Why I like Scribbles, Sorrows, and Russet Leather Boots:
Liz Rosenberg’s detailed biography of Louisa May Alcott’s life will captivate a new generation of teens and appeal to all readers of Little Women. It is well-researched and focuses on the many events that influenced Louisa’s complicated personal and writing life. Rosenberg explores the Alcott family economic hardships, poverty, constant moves, and family mental illness. Louisa was influenced by her father’s philosophical, transcendental, and abolitionist views, and her mother’s feminism. And Louisa grew up around Ralph Waldo Emerson, Henry David Thoreau, and Nathaniel Hawthorne, all neighbors and great friends.
While Rosenberg offers details about all of the members of the family, the chronological narrative focuses on Louisa’s independent spirit and the heavy burden she shoulders to help support her family. She did so through writing, teaching, cleaning, sewing and serving as an army nurse during the Civil War. It was difficult for Louisa to be a female author and she submitted stories under many different pen names. She wrote what was popular at that time for the money, not so much for her own pleasure. She also edited a girl’s magazine, which she disliked doing, but it ultimately proved an asset when she began writing for girls.
I was surprised to learn that Louisa’s emotions swung from depression to mania. When she finally decided in middle-age to write Little Women, she was so absorbed (manic) in her writing that she barely took time to eat or sleep. Readers will see this likeness in Little Women. Her mother suffered depression and her father suffered severe depression and mania. Louisa was plagued with health issues after mercury poisoning from a medicine she received during the war. She was in constant physical pain and required a lot of quiet.
Louisa really didn’t enjoy the fame her novels brought her. It was an intrusion in her life. She hated publicity, didn’t like to autograph her books, refused interviews, and felt stalked by fans that frequently showed up unexpectedly at Orchard House, where she wrote most of her famous novels. Everything she wrote after Little Women, turned to gold. The advance sales of her books worth off the charts and she was very wealthy. She finally was able to support her entire family and raised a niece for eight years, before her death. And her happier memories were always of growing up in a tight-knit family and spending hours in nature at Orchard House.
Diana Sudyka’s pen and ink illustrations are fun and lighten the story. Scribbles, Sorrows, and Russet Leather Boots is a valuable contribution to biography collections. Alcott’s life story will remain with readers long after they set it down.

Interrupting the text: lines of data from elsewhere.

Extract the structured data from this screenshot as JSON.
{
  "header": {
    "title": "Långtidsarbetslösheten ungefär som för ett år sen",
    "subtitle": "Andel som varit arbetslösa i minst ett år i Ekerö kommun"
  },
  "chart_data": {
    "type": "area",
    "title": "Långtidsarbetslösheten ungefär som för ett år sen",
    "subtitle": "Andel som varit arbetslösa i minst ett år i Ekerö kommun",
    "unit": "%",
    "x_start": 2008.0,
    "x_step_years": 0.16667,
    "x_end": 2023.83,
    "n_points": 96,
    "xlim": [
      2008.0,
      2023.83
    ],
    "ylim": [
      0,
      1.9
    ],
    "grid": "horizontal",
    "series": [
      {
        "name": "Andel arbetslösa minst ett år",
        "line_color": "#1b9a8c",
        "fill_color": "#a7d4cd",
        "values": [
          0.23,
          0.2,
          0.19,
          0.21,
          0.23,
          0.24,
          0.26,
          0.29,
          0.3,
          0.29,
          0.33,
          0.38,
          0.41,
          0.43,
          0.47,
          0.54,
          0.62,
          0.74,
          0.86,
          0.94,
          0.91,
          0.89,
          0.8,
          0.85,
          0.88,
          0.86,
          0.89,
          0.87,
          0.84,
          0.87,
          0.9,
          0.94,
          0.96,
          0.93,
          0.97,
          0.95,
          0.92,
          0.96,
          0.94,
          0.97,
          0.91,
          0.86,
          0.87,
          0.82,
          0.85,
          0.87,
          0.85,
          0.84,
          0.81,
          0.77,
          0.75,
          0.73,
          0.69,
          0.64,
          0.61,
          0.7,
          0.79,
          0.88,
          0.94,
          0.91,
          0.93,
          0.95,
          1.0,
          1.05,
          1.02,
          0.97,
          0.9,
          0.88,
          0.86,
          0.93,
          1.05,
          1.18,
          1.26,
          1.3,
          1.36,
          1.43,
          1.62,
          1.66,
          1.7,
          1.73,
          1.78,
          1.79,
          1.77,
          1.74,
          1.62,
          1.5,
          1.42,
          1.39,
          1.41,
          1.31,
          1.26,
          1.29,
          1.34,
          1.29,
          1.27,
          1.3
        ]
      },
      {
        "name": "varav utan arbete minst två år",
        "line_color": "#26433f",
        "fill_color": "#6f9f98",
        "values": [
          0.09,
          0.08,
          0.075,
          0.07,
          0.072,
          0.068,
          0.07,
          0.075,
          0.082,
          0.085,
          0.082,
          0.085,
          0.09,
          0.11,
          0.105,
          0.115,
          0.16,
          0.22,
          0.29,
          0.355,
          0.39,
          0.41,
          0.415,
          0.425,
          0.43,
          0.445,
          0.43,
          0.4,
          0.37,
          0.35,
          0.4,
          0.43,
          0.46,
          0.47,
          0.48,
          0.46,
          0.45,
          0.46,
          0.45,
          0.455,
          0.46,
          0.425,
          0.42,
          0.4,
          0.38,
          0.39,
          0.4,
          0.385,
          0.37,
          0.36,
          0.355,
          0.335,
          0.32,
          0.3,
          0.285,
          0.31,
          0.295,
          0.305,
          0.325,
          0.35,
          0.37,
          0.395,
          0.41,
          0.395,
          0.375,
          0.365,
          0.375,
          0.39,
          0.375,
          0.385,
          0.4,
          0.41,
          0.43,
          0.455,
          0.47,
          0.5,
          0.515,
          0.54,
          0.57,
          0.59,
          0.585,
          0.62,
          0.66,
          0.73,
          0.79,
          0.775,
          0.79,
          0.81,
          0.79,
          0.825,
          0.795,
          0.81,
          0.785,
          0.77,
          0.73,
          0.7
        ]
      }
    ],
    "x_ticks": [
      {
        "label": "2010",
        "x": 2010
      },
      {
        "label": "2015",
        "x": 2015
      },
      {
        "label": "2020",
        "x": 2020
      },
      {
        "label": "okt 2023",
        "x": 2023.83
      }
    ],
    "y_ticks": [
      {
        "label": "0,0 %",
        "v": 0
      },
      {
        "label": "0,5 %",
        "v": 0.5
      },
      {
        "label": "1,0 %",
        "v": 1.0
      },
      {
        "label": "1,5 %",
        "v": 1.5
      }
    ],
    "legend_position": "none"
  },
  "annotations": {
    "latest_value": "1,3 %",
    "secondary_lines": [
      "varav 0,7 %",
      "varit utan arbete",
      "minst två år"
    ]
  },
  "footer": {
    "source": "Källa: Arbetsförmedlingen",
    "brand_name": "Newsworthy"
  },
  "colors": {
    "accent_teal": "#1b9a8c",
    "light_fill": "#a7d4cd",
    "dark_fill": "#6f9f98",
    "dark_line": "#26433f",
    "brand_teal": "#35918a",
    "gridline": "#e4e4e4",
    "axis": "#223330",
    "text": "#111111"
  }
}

It’s just one of those unforgettable stories about a woman who dared to dream.
Liz Rosenberg is a poet, best-selling novelist, professor, and writer of acclaimed books for children, including Monster Mama, an International Reading Association Children’s Choice; The Carousel; and What James Said, among other titles. She is also the author of the biography House of Dreams: The Life of L. M. Montgomery. Her books have received numerous awards, including the Lee Bennett Hopkins Poetry Award and the Paterson Prize. Liz Rosenberg lives in Binghamton, New York, with her daughter, Lily, and their dog, Sophie.
*Review copy provided by Candlewick Press in exchange for a review.